An Assembly candidate has called for the Regulation and Quality Improvement Authority (RQIA) to go further in efforts to improve their inspection approach.
Alliance Party representative Stewart Dickson was responding to news of a public consultation launched by the regulatory body.
Mr Dickson had previously alleged failings in the RQIA’s inspection process in relation to Carrickfergus nursing home, Cherry Tree House.
One proposed changeby RQIA is to present a summary of the inspection results on the front cover of their reports, enabling readers to see key findings from each inspection “at a glance”.
“I welcome RQIA’s movement towards plain English summarising the outcomes of their reports, which can often be difficult to read and technical in nature,” Mr Dickson said. “However, this is only a drop in the ocean in dealing with the problems that RQIA continues to suffer.
He claimed: “I have seen official reports that describe nursing homes as ‘unsatisfactory’ and ‘requiring improvement’, but the RQIA fails to follow up on these to ensure improvement.
“The proposed changes to reports will do little to improve care, if the RQIA is not prepared to actually take action after discovering unsatisfactory conditions.
“I note that the Department of Health is undertaking a full review of the workings of RQIA, and hope that in the future we can have a social care regulator fit for purpose, with the powers and confidence to protect those in care.”
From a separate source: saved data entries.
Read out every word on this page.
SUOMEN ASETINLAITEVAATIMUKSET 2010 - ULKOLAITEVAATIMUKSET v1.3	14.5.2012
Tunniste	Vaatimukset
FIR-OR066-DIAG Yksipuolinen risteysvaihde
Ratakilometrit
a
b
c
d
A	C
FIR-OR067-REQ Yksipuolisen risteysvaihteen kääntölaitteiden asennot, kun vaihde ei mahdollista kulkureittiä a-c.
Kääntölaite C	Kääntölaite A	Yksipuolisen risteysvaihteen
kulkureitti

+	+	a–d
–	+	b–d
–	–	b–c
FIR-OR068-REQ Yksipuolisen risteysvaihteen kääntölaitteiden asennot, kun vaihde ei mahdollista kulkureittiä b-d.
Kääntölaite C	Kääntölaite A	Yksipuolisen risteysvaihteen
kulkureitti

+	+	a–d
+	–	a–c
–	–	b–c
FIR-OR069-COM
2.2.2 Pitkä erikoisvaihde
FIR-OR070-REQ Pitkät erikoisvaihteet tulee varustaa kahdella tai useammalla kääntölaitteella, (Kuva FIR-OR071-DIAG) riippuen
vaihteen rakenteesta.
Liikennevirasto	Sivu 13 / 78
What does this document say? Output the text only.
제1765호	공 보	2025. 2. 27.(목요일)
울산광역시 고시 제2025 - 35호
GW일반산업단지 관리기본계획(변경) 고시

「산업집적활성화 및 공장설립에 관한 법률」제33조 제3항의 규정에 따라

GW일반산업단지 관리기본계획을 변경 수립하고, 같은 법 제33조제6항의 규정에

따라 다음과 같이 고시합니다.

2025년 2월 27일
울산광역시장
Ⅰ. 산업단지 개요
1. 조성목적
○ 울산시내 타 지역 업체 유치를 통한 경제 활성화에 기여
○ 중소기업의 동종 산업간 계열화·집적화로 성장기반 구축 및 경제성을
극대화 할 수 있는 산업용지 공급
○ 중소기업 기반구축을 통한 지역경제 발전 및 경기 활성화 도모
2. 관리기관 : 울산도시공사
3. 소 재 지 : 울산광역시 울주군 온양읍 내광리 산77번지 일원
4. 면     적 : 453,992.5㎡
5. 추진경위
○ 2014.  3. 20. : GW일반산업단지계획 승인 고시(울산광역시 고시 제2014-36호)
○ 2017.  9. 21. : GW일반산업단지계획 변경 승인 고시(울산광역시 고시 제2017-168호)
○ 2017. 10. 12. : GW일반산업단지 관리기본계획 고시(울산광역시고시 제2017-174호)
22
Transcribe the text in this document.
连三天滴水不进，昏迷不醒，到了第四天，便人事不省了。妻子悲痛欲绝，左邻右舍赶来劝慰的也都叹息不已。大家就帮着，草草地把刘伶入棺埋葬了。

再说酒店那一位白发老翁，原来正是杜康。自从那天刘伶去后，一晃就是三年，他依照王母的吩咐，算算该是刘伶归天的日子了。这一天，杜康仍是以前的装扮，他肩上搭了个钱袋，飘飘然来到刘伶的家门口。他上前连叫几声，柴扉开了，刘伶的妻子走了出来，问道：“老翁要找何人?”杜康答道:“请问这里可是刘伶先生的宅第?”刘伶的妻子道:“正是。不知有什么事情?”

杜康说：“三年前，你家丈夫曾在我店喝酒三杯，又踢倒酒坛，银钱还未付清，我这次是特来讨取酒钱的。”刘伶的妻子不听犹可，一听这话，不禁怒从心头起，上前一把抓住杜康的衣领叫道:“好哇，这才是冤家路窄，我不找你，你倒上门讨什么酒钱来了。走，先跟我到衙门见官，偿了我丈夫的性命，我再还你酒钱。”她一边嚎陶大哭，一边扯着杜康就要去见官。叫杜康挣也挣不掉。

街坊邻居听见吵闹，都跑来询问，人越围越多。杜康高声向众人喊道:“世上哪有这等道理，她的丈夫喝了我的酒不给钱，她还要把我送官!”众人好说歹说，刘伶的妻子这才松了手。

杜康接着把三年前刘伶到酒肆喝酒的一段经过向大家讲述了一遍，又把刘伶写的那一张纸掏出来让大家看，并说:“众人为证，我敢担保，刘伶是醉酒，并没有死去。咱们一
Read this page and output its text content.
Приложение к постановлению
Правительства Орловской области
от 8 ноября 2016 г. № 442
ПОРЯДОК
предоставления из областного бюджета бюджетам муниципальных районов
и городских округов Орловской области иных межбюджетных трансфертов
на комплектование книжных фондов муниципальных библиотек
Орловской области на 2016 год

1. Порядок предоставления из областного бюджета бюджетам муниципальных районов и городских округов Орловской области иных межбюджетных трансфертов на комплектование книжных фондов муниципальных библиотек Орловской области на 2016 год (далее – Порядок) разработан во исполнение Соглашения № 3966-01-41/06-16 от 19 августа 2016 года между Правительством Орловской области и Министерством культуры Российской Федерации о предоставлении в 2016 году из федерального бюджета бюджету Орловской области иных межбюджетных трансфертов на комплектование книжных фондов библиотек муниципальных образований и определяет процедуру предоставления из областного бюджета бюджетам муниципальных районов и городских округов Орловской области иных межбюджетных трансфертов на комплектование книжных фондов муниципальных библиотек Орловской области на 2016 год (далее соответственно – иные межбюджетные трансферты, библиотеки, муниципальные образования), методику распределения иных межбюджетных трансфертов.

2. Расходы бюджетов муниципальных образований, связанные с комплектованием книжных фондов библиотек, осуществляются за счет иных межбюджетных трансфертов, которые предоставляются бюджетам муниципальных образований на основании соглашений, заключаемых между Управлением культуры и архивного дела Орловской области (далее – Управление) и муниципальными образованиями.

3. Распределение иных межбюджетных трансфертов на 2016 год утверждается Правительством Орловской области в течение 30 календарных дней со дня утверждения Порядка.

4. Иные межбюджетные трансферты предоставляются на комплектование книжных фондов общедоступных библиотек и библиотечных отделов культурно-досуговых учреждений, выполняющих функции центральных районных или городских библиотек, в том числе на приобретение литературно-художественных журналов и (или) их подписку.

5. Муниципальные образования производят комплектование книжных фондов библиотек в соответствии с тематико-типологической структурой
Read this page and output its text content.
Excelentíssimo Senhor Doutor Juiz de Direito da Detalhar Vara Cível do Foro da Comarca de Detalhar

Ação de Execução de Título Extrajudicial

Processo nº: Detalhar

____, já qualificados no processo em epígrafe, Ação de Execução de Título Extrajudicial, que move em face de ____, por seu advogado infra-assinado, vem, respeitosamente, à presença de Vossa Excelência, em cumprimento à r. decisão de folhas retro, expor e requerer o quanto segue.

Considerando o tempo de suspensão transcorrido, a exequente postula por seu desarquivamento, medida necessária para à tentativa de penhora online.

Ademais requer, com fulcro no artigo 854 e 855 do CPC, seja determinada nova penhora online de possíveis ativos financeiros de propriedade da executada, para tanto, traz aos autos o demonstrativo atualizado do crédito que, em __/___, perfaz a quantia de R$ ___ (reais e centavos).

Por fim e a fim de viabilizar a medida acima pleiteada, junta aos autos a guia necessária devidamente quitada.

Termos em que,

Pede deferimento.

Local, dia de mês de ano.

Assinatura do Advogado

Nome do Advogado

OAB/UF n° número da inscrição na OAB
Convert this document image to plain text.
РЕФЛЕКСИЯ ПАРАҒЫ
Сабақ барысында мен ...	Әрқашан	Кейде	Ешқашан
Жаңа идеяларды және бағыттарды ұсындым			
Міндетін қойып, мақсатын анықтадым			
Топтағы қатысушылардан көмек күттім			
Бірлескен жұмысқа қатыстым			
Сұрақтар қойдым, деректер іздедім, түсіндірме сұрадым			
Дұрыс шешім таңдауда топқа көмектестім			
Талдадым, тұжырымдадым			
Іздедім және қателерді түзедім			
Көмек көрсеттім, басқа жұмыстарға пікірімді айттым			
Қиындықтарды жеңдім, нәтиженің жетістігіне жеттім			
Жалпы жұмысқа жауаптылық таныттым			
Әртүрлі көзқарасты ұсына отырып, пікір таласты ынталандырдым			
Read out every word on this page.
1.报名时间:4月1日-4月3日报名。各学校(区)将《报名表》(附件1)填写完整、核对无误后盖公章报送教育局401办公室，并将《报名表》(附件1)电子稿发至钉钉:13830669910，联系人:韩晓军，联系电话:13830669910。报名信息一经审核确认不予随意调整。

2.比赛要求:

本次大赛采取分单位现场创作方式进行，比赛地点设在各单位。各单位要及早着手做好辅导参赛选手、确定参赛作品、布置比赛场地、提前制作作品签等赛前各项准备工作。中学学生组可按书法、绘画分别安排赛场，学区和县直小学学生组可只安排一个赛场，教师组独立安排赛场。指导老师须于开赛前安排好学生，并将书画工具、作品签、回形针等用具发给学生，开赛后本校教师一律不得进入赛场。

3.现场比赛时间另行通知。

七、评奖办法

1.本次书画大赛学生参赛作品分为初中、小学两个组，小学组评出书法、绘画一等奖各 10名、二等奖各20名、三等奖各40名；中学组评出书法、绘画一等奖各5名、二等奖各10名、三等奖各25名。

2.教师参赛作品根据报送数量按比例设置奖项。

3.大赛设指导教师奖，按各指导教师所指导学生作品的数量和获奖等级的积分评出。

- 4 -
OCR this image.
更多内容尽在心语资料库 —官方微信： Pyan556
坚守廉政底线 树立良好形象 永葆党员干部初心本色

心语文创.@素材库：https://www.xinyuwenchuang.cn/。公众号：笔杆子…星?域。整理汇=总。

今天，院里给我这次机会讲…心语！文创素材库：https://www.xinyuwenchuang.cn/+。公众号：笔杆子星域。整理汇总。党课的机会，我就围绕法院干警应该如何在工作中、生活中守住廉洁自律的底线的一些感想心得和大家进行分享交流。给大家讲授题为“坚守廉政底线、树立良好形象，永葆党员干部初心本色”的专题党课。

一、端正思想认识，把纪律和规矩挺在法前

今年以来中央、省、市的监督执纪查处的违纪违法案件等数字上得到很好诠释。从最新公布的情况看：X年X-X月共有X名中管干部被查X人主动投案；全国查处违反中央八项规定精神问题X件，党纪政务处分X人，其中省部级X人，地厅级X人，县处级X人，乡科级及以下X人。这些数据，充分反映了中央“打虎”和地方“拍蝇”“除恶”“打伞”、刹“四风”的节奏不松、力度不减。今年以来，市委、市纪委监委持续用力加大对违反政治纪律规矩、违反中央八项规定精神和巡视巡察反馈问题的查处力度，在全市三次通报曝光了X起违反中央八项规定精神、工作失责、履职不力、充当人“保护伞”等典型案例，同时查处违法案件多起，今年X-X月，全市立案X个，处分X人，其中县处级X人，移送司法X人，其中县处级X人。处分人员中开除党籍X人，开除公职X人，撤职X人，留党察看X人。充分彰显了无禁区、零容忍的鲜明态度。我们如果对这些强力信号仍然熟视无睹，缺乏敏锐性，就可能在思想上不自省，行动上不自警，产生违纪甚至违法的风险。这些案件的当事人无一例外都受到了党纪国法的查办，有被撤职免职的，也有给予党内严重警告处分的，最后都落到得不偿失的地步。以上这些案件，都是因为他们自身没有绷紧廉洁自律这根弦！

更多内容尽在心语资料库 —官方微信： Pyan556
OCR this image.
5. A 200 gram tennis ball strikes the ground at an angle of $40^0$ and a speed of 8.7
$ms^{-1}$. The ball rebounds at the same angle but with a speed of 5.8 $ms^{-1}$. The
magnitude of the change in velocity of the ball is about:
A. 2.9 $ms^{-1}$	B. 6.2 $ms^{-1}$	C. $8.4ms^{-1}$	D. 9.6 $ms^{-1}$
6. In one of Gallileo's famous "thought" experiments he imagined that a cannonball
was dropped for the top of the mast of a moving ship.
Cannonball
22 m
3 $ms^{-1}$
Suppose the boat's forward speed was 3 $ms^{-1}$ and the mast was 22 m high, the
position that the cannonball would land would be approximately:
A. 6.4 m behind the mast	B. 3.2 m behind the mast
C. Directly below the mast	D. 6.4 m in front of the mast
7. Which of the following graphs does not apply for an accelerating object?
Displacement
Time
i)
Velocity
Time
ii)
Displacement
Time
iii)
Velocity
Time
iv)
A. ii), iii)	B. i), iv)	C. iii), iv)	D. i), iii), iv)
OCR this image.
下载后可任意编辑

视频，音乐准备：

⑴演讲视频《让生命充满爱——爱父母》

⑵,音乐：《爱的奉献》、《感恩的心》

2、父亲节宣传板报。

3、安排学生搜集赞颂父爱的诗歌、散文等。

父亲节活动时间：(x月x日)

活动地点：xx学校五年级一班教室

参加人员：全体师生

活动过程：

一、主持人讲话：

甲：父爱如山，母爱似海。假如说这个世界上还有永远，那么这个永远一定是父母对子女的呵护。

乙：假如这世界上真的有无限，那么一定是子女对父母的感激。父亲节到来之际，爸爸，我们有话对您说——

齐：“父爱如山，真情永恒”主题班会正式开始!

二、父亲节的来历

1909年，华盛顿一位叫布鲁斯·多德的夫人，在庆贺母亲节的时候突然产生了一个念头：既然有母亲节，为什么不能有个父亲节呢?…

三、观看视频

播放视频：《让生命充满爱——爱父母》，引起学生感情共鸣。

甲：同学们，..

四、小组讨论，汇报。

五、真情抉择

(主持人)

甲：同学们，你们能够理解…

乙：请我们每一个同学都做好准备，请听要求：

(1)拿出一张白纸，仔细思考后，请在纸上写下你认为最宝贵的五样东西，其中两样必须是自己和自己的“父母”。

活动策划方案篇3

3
The proposed changes are part of a programme of continuous improvement, according to RQIA chief executive, Glenn Houston. “At some stage in their lives, most people across Northern Ireland will use, or will have a family member who uses, one of these health and social care services,” he said.
“For the past year, in our inspections we have assessed whether care in these services is safe, effective and compassionate. During 2016, RQIA proposes to build on this approach to include examination of the quality of leadership within services.”
The consultation is available at www.rqia.org.uk and will continue until the end of April 2016.